Nos últimos tempos, a falta de aceitação do erro humano, ou, digamos assim, de um "mal" manifestado pela opinião do outro, tem sido uma epidemia junto às redes sociais. Hoje, o mundo digital virou uma arena de embates em diversos setores.

Nesta contenda, tornaram-se comuns os ataques, as ofensas verbais e, saindo do mundo virtual, vieram também as agressões físicas, como aconteceram recentemente em relação a um candidato presidencial, ultrapassando qualquer forma de convivência razoável, pacífica e democrática. O que devemos fazer? Primeiro, conhecer o problema, destacando logo de saída que todos nós somos intolerantes, em algum nível, porque temos ideias bem claras e consolidadas, juízos e opiniões a serem defendidas.

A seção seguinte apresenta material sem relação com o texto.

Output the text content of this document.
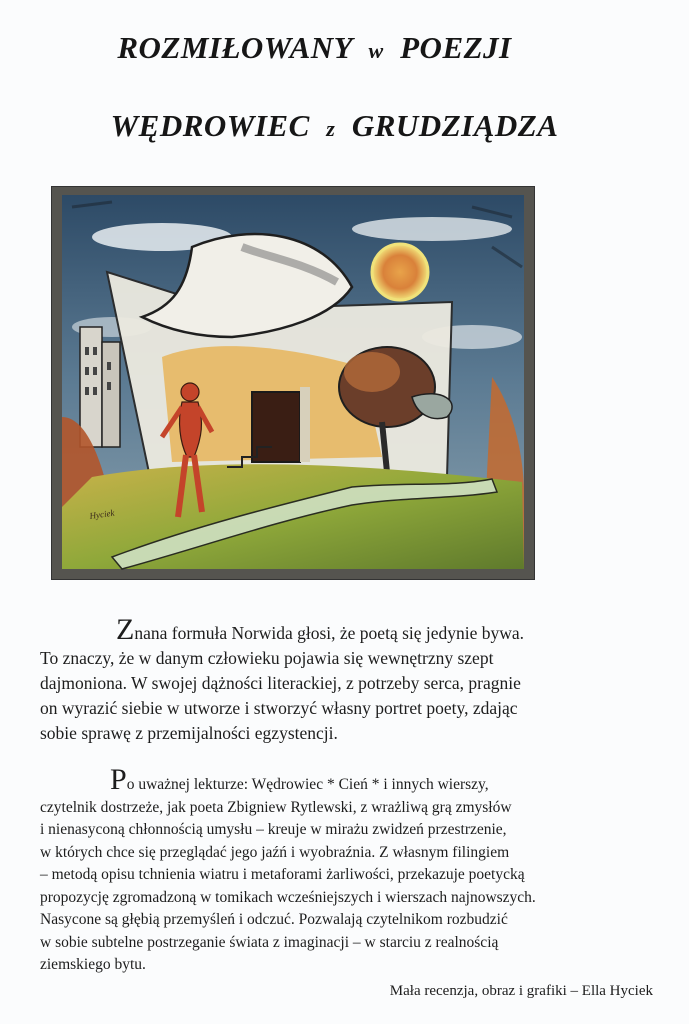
ROZMIŁOWANY w POEZJI
WĘDROWIEC z GRUDZIĄDZA
Hyciek
Znana formuła Norwida głosi, że poetą się jedynie bywa.
To znaczy, że w danym człowieku pojawia się wewnętrzny szept
dajmoniona. W swojej dążności literackiej, z potrzeby serca, pragnie
on wyrazić siebie w utworze i stworzyć własny portret poety, zdając
sobie sprawę z przemijalności egzystencji.
Po uważnej lekturze: Wędrowiec * Cień * i innych wierszy,
czytelnik dostrzeże, jak poeta Zbigniew Rytlewski, z wrażliwą grą zmysłów
i nienasyconą chłonnością umysłu – kreuje w mirażu zwidzeń przestrzenie,
w których chce się przeglądać jego jaźń i wyobraźnia. Z własnym filingiem
– metodą opisu tchnienia wiatru i metaforami żarliwości, przekazuje poetycką
propozycję zgromadzoną w tomikach wcześniejszych i wierszach najnowszych.
Nasycone są głębią przemyśleń i odczuć. Pozwalają czytelnikom rozbudzić
w sobie subtelne postrzeganie świata z imaginacji – w starciu z realnością
ziemskiego bytu.
Mała recenzja, obraz i grafiki – Ella Hyciek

Não existem, por sua vez, entre os povos civilizados, nações completamente intolerantes ou abertamente benevolentes. Sempre esse fenômeno, cuja visibilidade tem sido maior hoje em dia, existiu, mas foi minorado pelo equilíbrio, vagueando entre o vício - intolerante virulento, de "carteirinha" -- e a virtude (intolerante discreto, silencioso, civilizado).

Afastando suas raízes que vêm desde a barbárie, passando pela escravidão e, mais recentemente, atravessando o racismo e o preconceito, observamos que a verdade particular de cada um possui um lado autossuficiente e uma forte tendência a impulsioná-la como forma de condenação implacável e arrogante.

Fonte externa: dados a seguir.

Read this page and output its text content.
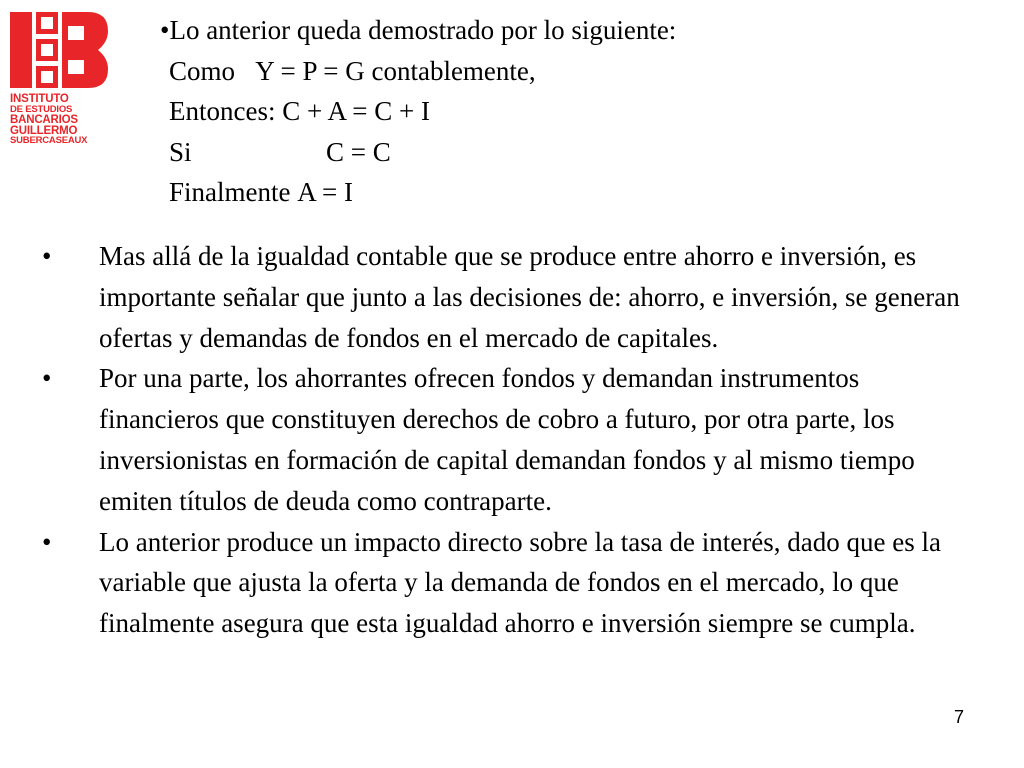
INSTITUTO
DE ESTUDIOS
BANCARIOS
GUILLERMO
SUBERCASEAUX
•Lo anterior queda demostrado por lo siguiente:
Como Y = P = G contablemente,
Entonces: C + A = C + I
Si	C = C
Finalmente A = I
• Mas allá de la igualdad contable que se produce entre ahorro e inversión, es importante señalar que junto a las decisiones de: ahorro, e inversión, se generan ofertas y demandas de fondos en el mercado de capitales.
• Por una parte, los ahorrantes ofrecen fondos y demandan instrumentos financieros que constituyen derechos de cobro a futuro, por otra parte, los inversionistas en formación de capital demandan fondos y al mismo tiempo emiten títulos de deuda como contraparte.
• Lo anterior produce un impacto directo sobre la tasa de interés, dado que es la variable que ajusta la oferta y la demanda de fondos en el mercado, lo que finalmente asegura que esta igualdad ahorro e inversión siempre se cumpla.
7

Por isso, H.L. Mencken dizia que os cínicos eram frequentemente mais tolerantes e humanos, enquanto os fanáticos não tinham limites para a opressão. O problema maior é quando a intolerância munida da força da verdade se torna justicialista. Para Noberto Bobbio, no exato momento em que posso perseguir os outros em nome da verdade face ao erro, atribuo aos outros, sem desejar que isso aconteça, a mesma faculdade, ou o mesmo direito de me perseguirem. Conclui o filósofo: "hoje é você, amanhã a mim".

A aceitação do erro humano decorre de uma razão humana e cristã: respeito ao próximo. Nesta aceitação, devemos afastar momentaneamente a imposição da verdade como forma de condenação. Depois, ser posto no centro do ponto de vista do outro. Aqui, o conselho do filosofo Emanuel Mounier é extraordinário no sentido de "não me aproximar de alguém semelhante", com os mesmos propósitos, as mesmas ideias e reproduzi-las, acrescento.

Ou seja, fazer exatamente o oposto das redes sociais. Aconselha mais: "não conhecer o outro como um saber de caráter geral, mas abraçar a sua singularidade, num ato de aceitação e um esforço de aproximação".

Penso que a adoção de pelo menos três posturas possam evitar a intolerância. Primeiro: a alteridade na vocação de se colocar no lugar do outro, sem que isso signifique concordância. Segundo, a substituição da "imposição" pela "persuasão" (conversando todos se entendem) e, por fim, certa dose de neutralidade, alguma coisa semelhante ao laicismo, como programa genérico que, aliás, foi aceito por todas as religiões, pois caso contrário a grande maioria das igrejas experimentariam diversos conflitos.